Thomas Sowell examines this week the dangerous lengths to which courts have extended the reach of the Constitution’s Commerce Clause.

Over the years, “interstate commerce” became magic words to justify almost any expansion of the federal government’s power, in defiance of the Tenth Amendment. That is what the Obama administration is depending on to get today’s Supreme Court to uphold its power to tell people that they have to buy the particular health insurance specified by the federal government.

There was consternation in 1995 when the Supreme Court ruled that carrying a gun near a school was not interstate commerce. That conclusion might seem like only common sense to most people, but it was a close 5 to 4 decision, and it sparked outrage when the phrase “interstate commerce” failed to work its magic in justifying an expansion of the federal government’s power.

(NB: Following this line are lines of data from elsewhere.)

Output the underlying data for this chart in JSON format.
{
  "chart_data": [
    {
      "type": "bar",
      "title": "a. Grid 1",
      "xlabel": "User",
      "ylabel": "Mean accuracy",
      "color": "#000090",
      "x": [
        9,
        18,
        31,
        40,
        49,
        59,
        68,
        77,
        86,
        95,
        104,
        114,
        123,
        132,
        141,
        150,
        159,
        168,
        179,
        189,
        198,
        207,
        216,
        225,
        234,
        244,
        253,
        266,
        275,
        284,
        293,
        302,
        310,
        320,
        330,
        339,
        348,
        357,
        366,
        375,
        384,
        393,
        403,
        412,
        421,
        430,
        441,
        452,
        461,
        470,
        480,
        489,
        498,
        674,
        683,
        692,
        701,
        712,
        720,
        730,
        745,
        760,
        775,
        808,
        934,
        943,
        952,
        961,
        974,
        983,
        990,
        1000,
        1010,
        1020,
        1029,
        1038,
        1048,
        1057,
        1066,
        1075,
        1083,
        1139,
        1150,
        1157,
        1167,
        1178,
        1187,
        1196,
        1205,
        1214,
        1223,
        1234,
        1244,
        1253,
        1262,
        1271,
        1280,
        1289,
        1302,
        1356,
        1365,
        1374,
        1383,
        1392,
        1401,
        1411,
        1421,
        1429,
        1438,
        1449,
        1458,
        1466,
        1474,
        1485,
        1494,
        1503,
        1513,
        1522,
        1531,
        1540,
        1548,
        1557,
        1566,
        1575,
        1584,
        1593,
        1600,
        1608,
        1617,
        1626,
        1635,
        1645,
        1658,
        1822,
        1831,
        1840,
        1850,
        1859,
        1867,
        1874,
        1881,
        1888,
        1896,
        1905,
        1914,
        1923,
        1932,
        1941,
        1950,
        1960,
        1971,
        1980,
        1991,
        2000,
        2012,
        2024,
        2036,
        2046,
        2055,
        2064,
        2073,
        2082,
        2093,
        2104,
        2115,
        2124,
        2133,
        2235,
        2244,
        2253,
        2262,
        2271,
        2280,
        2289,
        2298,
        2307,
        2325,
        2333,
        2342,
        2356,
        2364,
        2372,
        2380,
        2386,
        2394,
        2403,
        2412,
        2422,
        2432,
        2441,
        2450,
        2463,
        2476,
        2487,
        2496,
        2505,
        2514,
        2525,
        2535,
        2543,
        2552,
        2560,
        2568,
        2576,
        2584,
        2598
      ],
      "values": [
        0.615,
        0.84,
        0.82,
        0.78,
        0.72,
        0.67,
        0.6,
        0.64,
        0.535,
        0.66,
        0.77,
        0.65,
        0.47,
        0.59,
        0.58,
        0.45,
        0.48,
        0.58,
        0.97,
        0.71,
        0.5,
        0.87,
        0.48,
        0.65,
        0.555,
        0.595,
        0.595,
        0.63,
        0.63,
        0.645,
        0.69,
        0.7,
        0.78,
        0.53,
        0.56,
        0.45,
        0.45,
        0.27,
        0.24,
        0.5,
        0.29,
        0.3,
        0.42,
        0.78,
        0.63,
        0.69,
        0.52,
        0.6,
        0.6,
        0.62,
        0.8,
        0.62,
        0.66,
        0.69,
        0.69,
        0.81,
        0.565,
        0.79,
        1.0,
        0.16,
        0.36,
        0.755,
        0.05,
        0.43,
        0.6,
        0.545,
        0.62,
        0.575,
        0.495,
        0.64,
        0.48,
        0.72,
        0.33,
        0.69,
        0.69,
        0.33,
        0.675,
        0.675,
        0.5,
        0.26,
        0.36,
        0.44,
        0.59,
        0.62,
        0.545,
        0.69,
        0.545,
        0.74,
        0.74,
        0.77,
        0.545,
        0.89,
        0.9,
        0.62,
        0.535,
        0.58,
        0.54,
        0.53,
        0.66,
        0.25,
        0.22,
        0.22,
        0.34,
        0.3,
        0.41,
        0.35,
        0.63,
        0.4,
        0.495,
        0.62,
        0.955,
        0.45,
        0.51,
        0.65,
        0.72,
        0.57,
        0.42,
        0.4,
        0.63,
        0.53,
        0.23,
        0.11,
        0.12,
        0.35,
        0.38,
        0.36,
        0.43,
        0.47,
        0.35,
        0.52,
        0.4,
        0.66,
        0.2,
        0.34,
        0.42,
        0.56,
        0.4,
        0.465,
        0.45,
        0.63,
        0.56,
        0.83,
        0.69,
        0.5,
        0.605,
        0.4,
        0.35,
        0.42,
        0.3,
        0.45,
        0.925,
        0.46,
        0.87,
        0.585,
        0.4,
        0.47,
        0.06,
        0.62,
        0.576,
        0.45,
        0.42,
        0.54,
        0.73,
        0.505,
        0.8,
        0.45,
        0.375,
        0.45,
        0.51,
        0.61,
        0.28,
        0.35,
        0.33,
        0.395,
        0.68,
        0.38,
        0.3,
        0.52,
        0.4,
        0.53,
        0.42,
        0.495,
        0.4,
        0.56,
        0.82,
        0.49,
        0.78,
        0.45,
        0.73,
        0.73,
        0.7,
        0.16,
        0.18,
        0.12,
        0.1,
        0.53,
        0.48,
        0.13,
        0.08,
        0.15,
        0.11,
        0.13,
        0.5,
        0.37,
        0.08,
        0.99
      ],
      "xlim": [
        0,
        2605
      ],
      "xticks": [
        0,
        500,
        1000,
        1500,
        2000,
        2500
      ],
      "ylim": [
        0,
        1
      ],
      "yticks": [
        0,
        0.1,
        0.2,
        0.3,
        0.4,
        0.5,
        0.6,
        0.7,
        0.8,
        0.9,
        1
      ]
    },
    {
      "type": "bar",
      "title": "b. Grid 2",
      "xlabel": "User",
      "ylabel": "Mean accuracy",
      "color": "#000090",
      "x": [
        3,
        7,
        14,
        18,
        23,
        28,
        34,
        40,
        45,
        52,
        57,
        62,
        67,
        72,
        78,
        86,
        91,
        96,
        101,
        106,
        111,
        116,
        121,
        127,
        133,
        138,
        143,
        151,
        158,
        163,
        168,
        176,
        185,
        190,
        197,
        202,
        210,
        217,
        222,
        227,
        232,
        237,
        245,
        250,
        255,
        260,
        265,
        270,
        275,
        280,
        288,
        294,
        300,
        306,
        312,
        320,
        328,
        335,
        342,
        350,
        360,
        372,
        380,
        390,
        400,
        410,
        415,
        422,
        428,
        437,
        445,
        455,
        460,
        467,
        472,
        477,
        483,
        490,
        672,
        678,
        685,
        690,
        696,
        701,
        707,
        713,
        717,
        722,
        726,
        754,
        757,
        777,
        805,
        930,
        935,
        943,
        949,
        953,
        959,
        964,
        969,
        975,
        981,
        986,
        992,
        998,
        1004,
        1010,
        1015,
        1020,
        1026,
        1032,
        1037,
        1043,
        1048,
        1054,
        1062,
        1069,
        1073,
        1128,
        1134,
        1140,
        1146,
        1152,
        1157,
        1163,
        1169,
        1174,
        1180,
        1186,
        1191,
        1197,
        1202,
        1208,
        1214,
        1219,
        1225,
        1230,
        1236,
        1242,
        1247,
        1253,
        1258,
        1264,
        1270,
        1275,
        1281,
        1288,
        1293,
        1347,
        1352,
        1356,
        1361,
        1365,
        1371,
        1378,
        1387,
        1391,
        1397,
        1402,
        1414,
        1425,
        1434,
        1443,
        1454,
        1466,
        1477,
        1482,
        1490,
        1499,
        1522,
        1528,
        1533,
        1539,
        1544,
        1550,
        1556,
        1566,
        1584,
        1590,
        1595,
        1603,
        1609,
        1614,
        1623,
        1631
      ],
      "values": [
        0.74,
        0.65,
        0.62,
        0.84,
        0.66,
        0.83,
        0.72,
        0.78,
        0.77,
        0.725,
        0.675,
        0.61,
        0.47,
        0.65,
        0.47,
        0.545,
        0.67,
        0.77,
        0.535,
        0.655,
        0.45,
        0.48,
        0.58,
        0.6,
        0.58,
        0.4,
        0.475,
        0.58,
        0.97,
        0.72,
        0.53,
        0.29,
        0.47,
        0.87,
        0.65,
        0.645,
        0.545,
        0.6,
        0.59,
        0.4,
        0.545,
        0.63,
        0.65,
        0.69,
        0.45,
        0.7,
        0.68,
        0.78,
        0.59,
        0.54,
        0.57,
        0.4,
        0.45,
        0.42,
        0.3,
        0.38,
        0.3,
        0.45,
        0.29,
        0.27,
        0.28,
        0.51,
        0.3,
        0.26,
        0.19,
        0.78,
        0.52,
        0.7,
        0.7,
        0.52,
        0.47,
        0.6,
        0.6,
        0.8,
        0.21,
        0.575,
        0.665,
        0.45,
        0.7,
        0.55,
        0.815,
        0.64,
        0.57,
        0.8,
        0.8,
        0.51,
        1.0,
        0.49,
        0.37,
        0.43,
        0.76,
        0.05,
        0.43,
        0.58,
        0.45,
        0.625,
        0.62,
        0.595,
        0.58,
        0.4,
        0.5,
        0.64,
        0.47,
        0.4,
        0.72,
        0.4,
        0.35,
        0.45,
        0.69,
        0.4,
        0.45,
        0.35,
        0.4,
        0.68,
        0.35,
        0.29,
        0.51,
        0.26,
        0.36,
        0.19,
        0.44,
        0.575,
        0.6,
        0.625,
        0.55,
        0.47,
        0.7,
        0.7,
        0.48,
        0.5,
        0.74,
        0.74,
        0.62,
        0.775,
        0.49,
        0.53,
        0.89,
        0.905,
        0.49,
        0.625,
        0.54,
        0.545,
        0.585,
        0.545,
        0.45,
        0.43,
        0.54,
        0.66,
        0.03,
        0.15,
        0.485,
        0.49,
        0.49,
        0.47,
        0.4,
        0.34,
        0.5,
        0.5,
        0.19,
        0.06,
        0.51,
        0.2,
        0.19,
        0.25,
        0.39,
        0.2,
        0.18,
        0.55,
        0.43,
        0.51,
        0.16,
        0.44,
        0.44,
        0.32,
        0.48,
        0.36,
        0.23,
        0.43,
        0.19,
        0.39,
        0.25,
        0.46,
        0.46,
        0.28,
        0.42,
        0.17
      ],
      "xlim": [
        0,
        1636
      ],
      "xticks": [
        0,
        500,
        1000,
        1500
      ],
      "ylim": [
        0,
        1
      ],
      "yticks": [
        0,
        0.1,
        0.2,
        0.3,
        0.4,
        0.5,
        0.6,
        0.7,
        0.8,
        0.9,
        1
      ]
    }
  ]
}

The 1995 case involved a federal law forbidding anyone from carrying a gun near a school. The states all had the right to pass such laws, and most did, but the issue was whether the federal government could pass such a law under its power to regulate interstate commerce.

The underlying argument was similar to that in the 1942 case of Wickard v. Filburn: School violence can affect education, which can affect productivity, which can affect interstate commerce.

Since virtually everything affects virtually everything else, however remotely, “interstate commerce” can justify virtually any expansion of government power, by this kind of sophistry.

The principle that the legal authority to regulate X implies the authority to regulate anything that can affect X is a huge and dangerous leap of logic, in a world where all sorts of things have some effect on all sorts of other things.